Webster defines decision as “a choice that you make about something after thinking about it: the result of deciding.”
In healthcare, we should be so lucky to have clear language around terms that are driving clinical care today! Patient engagement and shared decision-making are two terms that are used repeatedly but rarely with a description of what the terms mean or the related expectations for improving outcomes. But we are allocating time and resources to initiatives with these labels and expecting care delivery to be transformed.
Decisions in Care
Sometimes decisions are fun. Facing the yummy selections of homemade gelatos and ice cream at your local deli is a decision filled with anticipation for enjoyment.
Other decisions are not fun. Should I have a PSA test? Will the hip replacement be the answer to my pain and lead to riding my bike again? Then there are the very big decisions surrounding end of life.
Decisions about care for ourselves or for a loved one are not fun, and they require a thoughtful approach for both the patient and clinician. Today we refer to this process as shared decision-making. The origin of this concept is in the early days of evidence-based medicine when Sackett defined a process that is central to engaging patients with key information. According to the Cochrane Community,
“Evidence-based medicine is the conscientious, explicit and judicious use of current best clinical evidence from research.”
And Sackett contends that “it is the integration of best research evidence with clinical expertise and patient values.”
These words provide a powerful core to “patient engagement” if our cultures of care, our work environments, can adapt. But change does not come easily to care delivery. There are significant disruptive forces at play today that are further complicating the ability of clinicians and patients to speak to one another and to listen effectively.
In a Forest but Not Seeing the Trees
As an industry, we are unclear about the intent and the meaning of the terms patient engagement and shared decision-making. Given the variability in perception of the meaning of these terms, we risk time and resources embarking on projects aimed to “engage” and “share decisions” with patients. The external forces to demonstrate improvements in care by applying these concepts are increasing confusion for patients, families, and clinicians.
When one organization shows improvement based on application of its varied perceptions how can another organization replicate it? If the industry sees patient engagement as a “blockbuster drug” for healthcare’s ills but there is no clarity around the term, are we setting ourselves up for failure?
Much of industry sees patient engagement as the effective use of technology. As a long-time clinician, this concerns me because it further diminishes the value of the human beings who need our care.
Technology is a tool to aid communication, gather and synthesize key data, and aid transmission of a patient’s clinical data directly to his or her provider. But it is NOT the core of patient engagement, and it certainly is not the heart of shared decision-making.

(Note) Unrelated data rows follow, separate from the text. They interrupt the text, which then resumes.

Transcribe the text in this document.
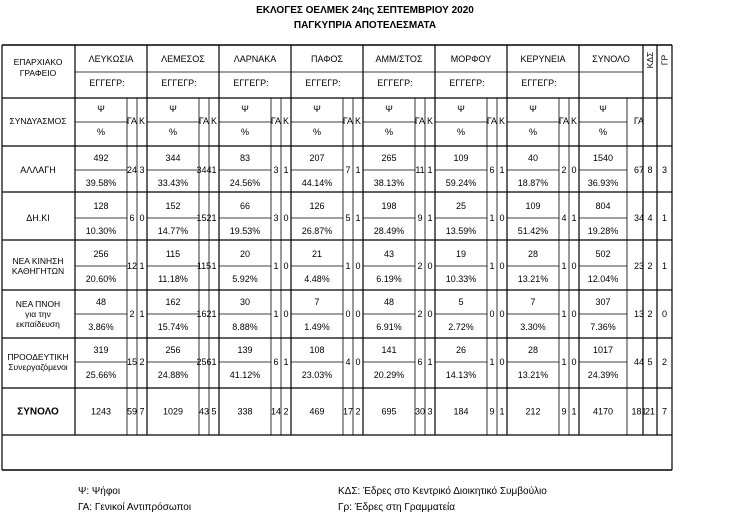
ΕΚΛΟΓΕΣ ΟΕΛΜΕΚ 24ης ΣΕΠΤΕΜΒΡΙΟΥ 2020
ΠΑΓΚΥΠΡΙΑ ΑΠΟΤΕΛΕΣΜΑΤΑ
ΕΠΑΡΧΙΑΚΟ
ΓΡΑΦΕΙΟ
ΣΥΝΔΥΑΣΜΟΣ
ΛΕΥΚΩΣΙΑ
ΕΓΓΕΓΡ:
ΛΕΜΕΣΟΣ
ΕΓΓΕΓΡ:
ΛΑΡΝΑΚΑ
ΕΓΓΕΓΡ:
ΠΑΦΟΣ
ΕΓΓΕΓΡ:
ΑΜΜ/ΣΤΟΣ
ΕΓΓΕΓΡ:
ΜΟΡΦΟΥ
ΕΓΓΕΓΡ:
ΚΕΡΥΝΕΙΑ
ΕΓΓΕΓΡ:
ΣΥΝΟΛΟ ΚΔΣ ΓΡ
Ψ
%
ΓΑ Κ
Ψ
%
ΓΑ Κ
Ψ
%
ΓΑ Κ
Ψ
%
ΓΑ Κ
Ψ
%
ΓΑ Κ
Ψ
%
ΓΑ Κ
Ψ
%
ΓΑ Κ
Ψ
%
ΓΑ
ΑΛΛΑΓΗ
492
39.58%
24 3
344
33.43%
344 1
83
24.56%
3 1
207
44.14%
7 1
265
38.13%
11 1
109
59.24%
6 1
40
18.87%
2 0
1540
36.93%
67 8 3
ΔΗ.ΚΙ
128
10.30%
6 0
152
14.77%
152 1
66
19.53%
3 0
126
26.87%
5 1
198
28.49%
9 1
25
13.59%
1 0
109
51.42%
4 1
804
19.28%
34 4 1
ΝΕΑ ΚΙΝΗΣΗ
ΚΑΘΗΓΗΤΩΝ
256
20.60%
12 1
115
11.18%
115 1
20
5.92%
1 0
21
4.48%
1 0
43
6.19%
2 0
19
10.33%
1 0
28
13.21%
1 0
502
12.04%
23 2 1
ΝΕΑ ΠΝΟΗ
για την
εκπαίδευση
48
3.86%
2 1
162
15.74%
162 1
30
8.88%
1 0
7
1.49%
0 0
48
6.91%
2 0
5
2.72%
0 0
7
3.30%
1 0
307
7.36%
13 2 0
ΠΡΟΟΔΕΥΤΙΚΗ
Συνεργαζόμενοι
319
25.66%
15 2
256
24.88%
256 1
139
41.12%
6 1
108
23.03%
4 0
141
20.29%
6 1
26
14.13%
1 0
28
13.21%
1 0
1017
24.39%
44 5 2
ΣΥΝΟΛΟ	1243 59 7 1029 43 5 338 14 2 469 17 2 695 30 3 184 9 1 212 9 1 4170 181
21 7
Ψ: Ψήφοι
ΓΑ: Γενικοί Αντιπρόσωποι
ΚΔΣ: Έδρες στο Κεντρικό Διοικητικό Συμβούλιο
Γρ: Έδρες στη Γραμματεία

A Compass to Guide Us Out of the Forest
Fortunately, a recent issue of Critical Care Medicine offers clarity and a framework for what it means to offer shared decision making in ICUs.
“Shared decision making is a collaborative process that allows patients, or their surrogates, and clinicians to make healthcare decisions together, taking into account the best scientific evidence available, as well as the patient’s values, goals, and preferences.”
The authors make a number of recommendations from a practice and ethical basis and one resonates with common sense: “Clinicians should be trained in communication skills.”
Why do we expect communication that includes active listening, good eye contact, and reflective statements for clarification to come naturally? If only quality communication were an inborn trait, there would be much less strife in our lives!